The Roman gods were more patriotic symbols than objects of belief. No one was martyred for believing in them. No one fought over their creeds, because there were no creeds. These gods did for Rome what flags, national hymns, and civic holidays do for a modern nation. They united it. They were universal symbols of national pride. Just as everyone stands for the national anthem, faces the flag, puts their hand over their heart, and sings the familiar words, so too did Roman citizens walk up the wide marble steps of their many-columned temples, make a petition, and then burn incense on the altar of their favorite god.

It required heroic courage for Polycarp, and thousands of other early Christians, to not drop some grains of incense into a flame burning before a pagan god. For the Romans, to not burn such incense was akin to spitting on a flag. But Polycarp simply refused to renounce the truth of what he had heard as a young man from the mouth of Saint John, that a carpenter named Jesus, who had lived a few weeks to the south of Smyrna, had risen from the dead after His decomposing body had been placed in a guarded tomb. And this had happened recently, in the time of Polycarp’s own grandparents!
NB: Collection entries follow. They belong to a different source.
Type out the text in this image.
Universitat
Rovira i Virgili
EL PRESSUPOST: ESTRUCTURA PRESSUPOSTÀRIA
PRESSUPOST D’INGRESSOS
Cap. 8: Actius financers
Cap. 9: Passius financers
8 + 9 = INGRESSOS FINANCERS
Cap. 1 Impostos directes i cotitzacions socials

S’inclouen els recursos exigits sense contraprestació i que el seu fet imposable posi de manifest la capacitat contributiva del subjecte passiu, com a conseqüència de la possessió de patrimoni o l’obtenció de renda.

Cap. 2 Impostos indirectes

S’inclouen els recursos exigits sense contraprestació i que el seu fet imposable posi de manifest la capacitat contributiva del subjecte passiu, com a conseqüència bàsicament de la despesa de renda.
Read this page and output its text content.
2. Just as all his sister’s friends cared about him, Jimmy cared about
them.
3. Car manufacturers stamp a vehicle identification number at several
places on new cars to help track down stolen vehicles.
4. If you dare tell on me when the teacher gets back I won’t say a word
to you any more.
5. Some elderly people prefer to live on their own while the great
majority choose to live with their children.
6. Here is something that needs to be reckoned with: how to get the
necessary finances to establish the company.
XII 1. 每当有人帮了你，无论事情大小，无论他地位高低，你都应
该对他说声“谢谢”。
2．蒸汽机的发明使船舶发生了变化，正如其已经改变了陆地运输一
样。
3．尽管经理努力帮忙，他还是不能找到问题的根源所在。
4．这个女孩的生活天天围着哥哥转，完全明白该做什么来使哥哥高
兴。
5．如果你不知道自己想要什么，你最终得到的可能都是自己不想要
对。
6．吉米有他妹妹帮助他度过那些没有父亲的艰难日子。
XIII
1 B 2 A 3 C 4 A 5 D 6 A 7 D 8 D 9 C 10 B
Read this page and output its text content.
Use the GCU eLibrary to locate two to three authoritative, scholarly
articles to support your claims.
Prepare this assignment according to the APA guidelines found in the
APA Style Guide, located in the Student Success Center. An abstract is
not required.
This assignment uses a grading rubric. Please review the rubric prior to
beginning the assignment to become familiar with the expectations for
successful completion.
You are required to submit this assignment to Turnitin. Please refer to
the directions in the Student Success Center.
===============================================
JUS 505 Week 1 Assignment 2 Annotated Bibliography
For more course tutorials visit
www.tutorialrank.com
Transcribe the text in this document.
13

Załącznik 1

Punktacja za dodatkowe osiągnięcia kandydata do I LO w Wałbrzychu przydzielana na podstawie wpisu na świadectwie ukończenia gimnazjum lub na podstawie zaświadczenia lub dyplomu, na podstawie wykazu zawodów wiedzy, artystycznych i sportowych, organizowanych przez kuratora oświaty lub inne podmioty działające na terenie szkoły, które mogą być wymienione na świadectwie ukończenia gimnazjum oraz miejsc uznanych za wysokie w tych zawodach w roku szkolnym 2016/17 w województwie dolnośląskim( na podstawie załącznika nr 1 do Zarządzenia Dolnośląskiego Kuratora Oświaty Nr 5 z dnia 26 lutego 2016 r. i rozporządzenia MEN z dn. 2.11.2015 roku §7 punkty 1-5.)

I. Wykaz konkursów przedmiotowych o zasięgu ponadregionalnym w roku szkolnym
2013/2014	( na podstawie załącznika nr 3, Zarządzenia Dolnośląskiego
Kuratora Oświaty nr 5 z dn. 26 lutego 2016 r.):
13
Polycarp was proud to die for a faith he had adopted through hard-earned thought. His pedigree as a Christian leader was impeccable. He had learned the faith from one of the Lord’s very own Apostles. He had met the famous Bishop of Antioch, Saint Ignatius, when Ignatius passed through Smyrna on the way to his execution in Rome. One of Saint Ignatius’ famous seven letters is even addressed to Polycarp. Polycarp, Saint Irenaeus of Lyon tells us, even travelled to Rome to meet with the Pope over the question of the dating of Easter. Irenaeus had known and had learned from Polycarp when Irenaeus was a child in Asia Minor. Polycarp’s own letter to the Philippians was read in churches in Asia as if it were part of Scripture, at least until the fourth century.

It was this venerable, grey-haired man, the last living witness to the apostolic age, whose hands were bound behind him to a stake, and who stood “like a mighty ram” as thousands screamed for his blood. Bishop Polycarp nobly accepted what he had not actively sought. His body was burned after his death, and the faithful preserved his bones, the first instance of relics being so honored. A few years after Polycarp’s death, a man from Smyrna named Pionius was martyred for observing the martyrdom of Saint Polycarp. In just this fashion links are added, one after another, to the chain of faith which stretches through the centuries down to the present, where we now honor Saint Polycarp as if we were seated within earshot of the action in the stadium that fateful day.

Great martyr Saint Polycarp, make us steadfast witnesses to the truth in word and deed, just as you witnessed to the truth in your own life and death. Through your intercession, make our commitment to our religion of long duration, a life project, enduring until our life of faith concludes with a death of faith.